274. Há a existência de conflitos entre os próprios pescadores artesanais, decorrente da competição pelo uso do espaço costeiro. Como os recursos pesqueiros são recursos naturais de uso comum e de livre acesso (isto é, há grande dificuldade para controlar o acesso de mais um pescador, e, por outro lado, o acesso de mais um pescador reduz a quantidade total de peixes disponível), isto faz com que, muitas vezes, prevaleçam os interesses individuais sobre os coletivos. A ausência de coesão e sentimento de comunidade entre os pescadores artesanais reflete na falta de organização do setor.

275. Na APA da Baleia Franca foi constatada percepções diferenciadas entre as lideranças dos pescadores artesanais quanto ao ordenamento pesqueiro na região, sendo alguns a favor da existência de restrições de pesca como uma forma de garantir a sustentabilidade dos recursos, e, outros, contra.

Conflitos entre os pescadores e o Ibama

276. De acordo com os pescadores, empresários e armadores entrevistados, uma das maiores dificuldades enfrentadas para a manutenção de suas atividades, é a fiscalização deficiente e/ou injusta.
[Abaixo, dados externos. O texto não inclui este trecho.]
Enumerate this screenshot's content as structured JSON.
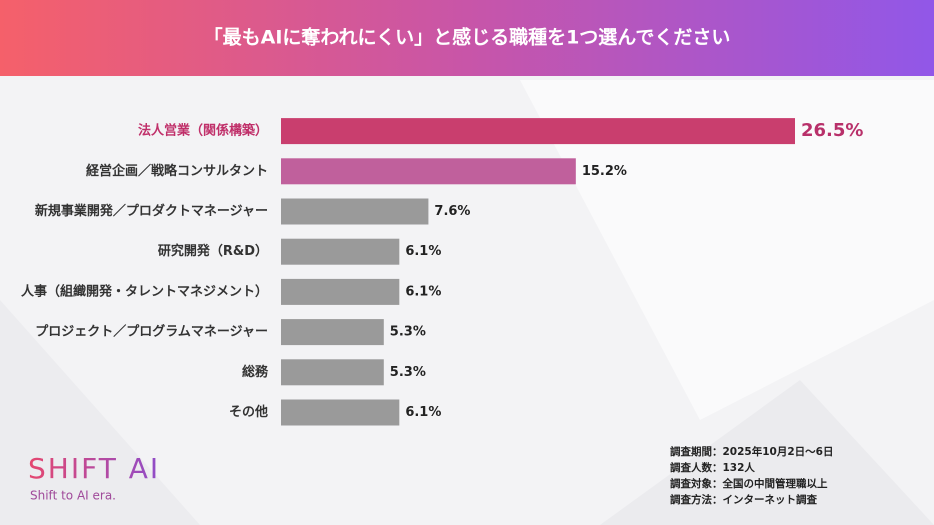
{
  "chart_data": {
    "type": "hbar",
    "title": "「最もAIに奪われにくい」と感じる職種を1つ選んでください",
    "categories": [
      "法人営業（関係構築）",
      "経営企画／戦略コンサルタント",
      "新規事業開発／プロダクトマネージャー",
      "研究開発（R&D）",
      "人事（組織開発・タレントマネジメント）",
      "プロジェクト／プログラムマネージャー",
      "総務",
      "その他"
    ],
    "values": [
      26.5,
      15.2,
      7.6,
      6.1,
      6.1,
      5.3,
      5.3,
      6.1
    ],
    "value_labels": [
      "26.5%",
      "15.2%",
      "7.6%",
      "6.1%",
      "6.1%",
      "5.3%",
      "5.3%",
      "6.1%"
    ],
    "colors": [
      "#c93e6e",
      "#c0609c",
      "#9a9a9a",
      "#9a9a9a",
      "#9a9a9a",
      "#9a9a9a",
      "#9a9a9a",
      "#9a9a9a"
    ],
    "notes": [
      "調査期間：2025年10月2日〜6日",
      "調査人数：132人",
      "調査対象：全国の中間管理職以上",
      "調査方法：インターネット調査"
    ]
  },
  "logo": {
    "name": "SHIFT AI",
    "tagline": "Shift to AI era."
  }
}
277. Para eles, a fiscalização é injusta porque apenas penaliza os pescadores que cumprem a lei, como é o caso do controle de embarcações pelo Programa Nacional de Rastreamento de Embarcações Pesqueiras por Satélite (PREPS). Este sistema monitora as embarcações pesqueiras por satélite. O rastreamento é um procedimento que consiste no acompanhamento remoto das posições das embarcações, por meio da instalação de equipamentos em suas estruturas, tornando-se uma ferramenta de apoio à fiscalização. Contudo, como as embarcações ilegais e clandestinas não possuem este equipamento, elas não são rastreadas.

278. A deficiência na fiscalização, para o pescador, é um indutor da pesca ilegal, pois trabalhar legalmente envolve um maior custo (registros, licenças, permissões, autorizações, PREPS) e um menor lucro (restrição de áreas de pesca, período de defeso, obrigações trabalhistas, etc.).

279. O Secretário de Planejamento e Ordenamento do MPA compartilha desta opinião, afirmando na 18ª Reunião da CTGP (peça 20, p. 298) que não é a favor de cassar licença e/ou não renovar a licença do pescador como punição, solicitando que fosse estudada outra forma de punição, pois dessa maneira só aumenta a clandestinidade.

280. Entretanto, a morosidade da liberação das carteiras de pescadores e das licenças de pesca (ver § 287 e § 293 deste relatório) pelo MPA, faz com que os pescadores pratiquem suas atividades sem licenças ou com elas vencidas, e o Ibama acaba penalizando, injustamente, o pescador por uma falha que não é dele, e sim, do próprio Governo.